On 24 June, four oceangoing tugboats arrived at the scene and began towing the bow section to safety. Before salvage operations of the stern section could begin, water ingress was reported on 26 June. On the following day, the stern sank at to a depth of 4000 m. Some of the approximately 1,700 containers on board were later confirmed floating near the site. While no major oil leak was reported, the stern section was said to contain about 1,500 tons of fuel.

On 2 July, the tow of the bow section broke free in bad weather, but the towing line was reattached the next day. On 6 July, a fire broke out in the rear of the bow section. Unable to control the blaze in bad weather, the salvage vessels requested help from the Indian Coast Guard patrol boat Samudra Prahari with external firefighting equipment. By 10 July, most of the 2,400 containers on board had been destroyed by fire. The damaged bow section sank the next night at to a depth of 3000 m with what remained of the cargo and 1,600 metric tons of fuel oil in the tanks. No spill apart from a thin oil film on the surface was reported. The cause of the fire is unknown.

The exact cause of the accident is not known.
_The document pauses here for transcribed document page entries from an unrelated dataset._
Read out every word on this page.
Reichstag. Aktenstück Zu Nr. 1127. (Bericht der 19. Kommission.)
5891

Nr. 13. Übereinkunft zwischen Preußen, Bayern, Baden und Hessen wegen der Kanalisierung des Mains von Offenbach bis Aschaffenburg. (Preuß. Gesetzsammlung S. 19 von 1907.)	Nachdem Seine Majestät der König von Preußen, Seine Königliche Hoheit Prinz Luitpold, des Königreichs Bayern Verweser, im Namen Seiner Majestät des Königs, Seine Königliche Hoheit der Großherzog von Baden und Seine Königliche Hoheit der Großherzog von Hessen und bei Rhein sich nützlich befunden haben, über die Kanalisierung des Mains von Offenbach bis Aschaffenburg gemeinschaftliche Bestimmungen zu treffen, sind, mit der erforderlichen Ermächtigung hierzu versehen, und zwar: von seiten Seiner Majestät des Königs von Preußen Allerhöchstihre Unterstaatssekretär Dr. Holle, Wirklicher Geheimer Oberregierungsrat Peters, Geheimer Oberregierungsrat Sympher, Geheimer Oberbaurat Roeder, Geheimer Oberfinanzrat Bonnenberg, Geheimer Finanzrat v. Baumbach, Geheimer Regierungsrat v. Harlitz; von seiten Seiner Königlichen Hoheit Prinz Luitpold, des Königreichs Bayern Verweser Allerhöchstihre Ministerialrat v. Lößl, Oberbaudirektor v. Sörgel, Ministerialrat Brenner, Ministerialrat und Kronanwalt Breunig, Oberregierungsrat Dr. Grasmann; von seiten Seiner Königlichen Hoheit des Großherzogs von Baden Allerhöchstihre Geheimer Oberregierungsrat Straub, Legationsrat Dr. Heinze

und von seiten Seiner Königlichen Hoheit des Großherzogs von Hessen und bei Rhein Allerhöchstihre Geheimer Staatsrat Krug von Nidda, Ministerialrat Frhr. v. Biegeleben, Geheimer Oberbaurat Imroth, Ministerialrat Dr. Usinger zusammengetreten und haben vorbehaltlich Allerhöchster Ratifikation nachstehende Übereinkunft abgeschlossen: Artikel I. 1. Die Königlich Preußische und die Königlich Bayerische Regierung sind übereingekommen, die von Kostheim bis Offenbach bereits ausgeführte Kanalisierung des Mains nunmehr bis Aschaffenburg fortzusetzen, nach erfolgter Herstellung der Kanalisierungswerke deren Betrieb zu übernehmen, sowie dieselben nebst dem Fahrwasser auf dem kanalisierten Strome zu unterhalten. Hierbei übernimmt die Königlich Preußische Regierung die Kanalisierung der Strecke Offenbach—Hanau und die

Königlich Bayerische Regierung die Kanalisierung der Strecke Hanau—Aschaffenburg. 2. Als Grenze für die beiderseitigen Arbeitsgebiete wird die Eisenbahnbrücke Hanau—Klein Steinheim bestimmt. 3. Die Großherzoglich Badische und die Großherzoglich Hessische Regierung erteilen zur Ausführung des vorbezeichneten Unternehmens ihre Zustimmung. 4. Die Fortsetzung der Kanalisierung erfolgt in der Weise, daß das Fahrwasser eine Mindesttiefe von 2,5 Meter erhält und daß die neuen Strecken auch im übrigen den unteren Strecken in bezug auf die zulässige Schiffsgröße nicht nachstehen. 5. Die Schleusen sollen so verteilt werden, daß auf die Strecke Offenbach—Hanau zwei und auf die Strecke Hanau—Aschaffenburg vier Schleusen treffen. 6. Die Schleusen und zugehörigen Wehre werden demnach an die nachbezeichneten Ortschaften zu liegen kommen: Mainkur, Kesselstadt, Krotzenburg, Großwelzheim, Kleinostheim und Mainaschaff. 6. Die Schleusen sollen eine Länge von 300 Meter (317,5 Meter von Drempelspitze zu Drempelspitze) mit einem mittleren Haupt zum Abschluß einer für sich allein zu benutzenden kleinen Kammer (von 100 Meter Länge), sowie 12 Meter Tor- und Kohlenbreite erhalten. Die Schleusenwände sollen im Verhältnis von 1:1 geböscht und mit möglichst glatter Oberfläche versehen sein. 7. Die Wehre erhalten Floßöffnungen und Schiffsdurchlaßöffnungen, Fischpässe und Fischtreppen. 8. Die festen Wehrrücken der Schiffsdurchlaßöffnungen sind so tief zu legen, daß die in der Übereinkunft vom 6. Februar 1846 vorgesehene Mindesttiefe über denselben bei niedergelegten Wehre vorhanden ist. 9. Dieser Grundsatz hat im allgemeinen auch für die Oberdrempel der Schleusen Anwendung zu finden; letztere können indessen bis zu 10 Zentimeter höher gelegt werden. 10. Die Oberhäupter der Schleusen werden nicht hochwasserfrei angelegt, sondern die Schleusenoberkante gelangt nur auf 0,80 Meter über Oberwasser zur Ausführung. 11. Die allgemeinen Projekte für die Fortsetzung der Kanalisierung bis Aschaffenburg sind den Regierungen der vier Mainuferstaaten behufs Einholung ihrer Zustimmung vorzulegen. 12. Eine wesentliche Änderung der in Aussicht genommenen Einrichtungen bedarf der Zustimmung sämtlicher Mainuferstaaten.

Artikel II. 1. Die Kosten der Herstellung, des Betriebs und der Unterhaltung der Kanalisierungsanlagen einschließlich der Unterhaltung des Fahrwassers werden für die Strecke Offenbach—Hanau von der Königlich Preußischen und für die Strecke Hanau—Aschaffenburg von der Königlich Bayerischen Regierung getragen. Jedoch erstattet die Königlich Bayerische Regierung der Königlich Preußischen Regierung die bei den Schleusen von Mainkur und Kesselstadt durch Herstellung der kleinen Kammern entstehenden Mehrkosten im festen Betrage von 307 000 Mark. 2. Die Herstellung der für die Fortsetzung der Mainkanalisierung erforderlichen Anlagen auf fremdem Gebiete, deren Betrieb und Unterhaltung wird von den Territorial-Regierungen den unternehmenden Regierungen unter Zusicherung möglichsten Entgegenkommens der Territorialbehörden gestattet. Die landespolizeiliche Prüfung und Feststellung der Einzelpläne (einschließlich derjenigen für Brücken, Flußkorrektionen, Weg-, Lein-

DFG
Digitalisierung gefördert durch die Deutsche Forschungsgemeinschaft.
On 4 July, Mitsui O.S.K. Lines appointed Lloyd's Register to support investigations into the cause of the incident. As a precaution, the sister ships of MOL Comfort were withdrawn from the same route and their hull structures will be upgraded to increase the longitudinal strength. In addition, operational changes will be implemented to reduce stress on the vessels' hulls.

The sinking of MOL Comfort cost insurers between 300 and 400 million dollars in claims. The hull and machinery of the vessel were insured for $66 million. By December 2014, the insurers (Tokio Marine & Nichido Fire Insurance Co.) were among 100 companies, including Mitsui O.S.K. Lines Ltd., who had launched lawsuits against MHI, reportedly on the grounds that the accident and consequent loss of ship and cargo was caused by a design flaw in the freighter.

As of 2017, the loss of all 4,293 containers on board is the largest number of containers lost in a single event.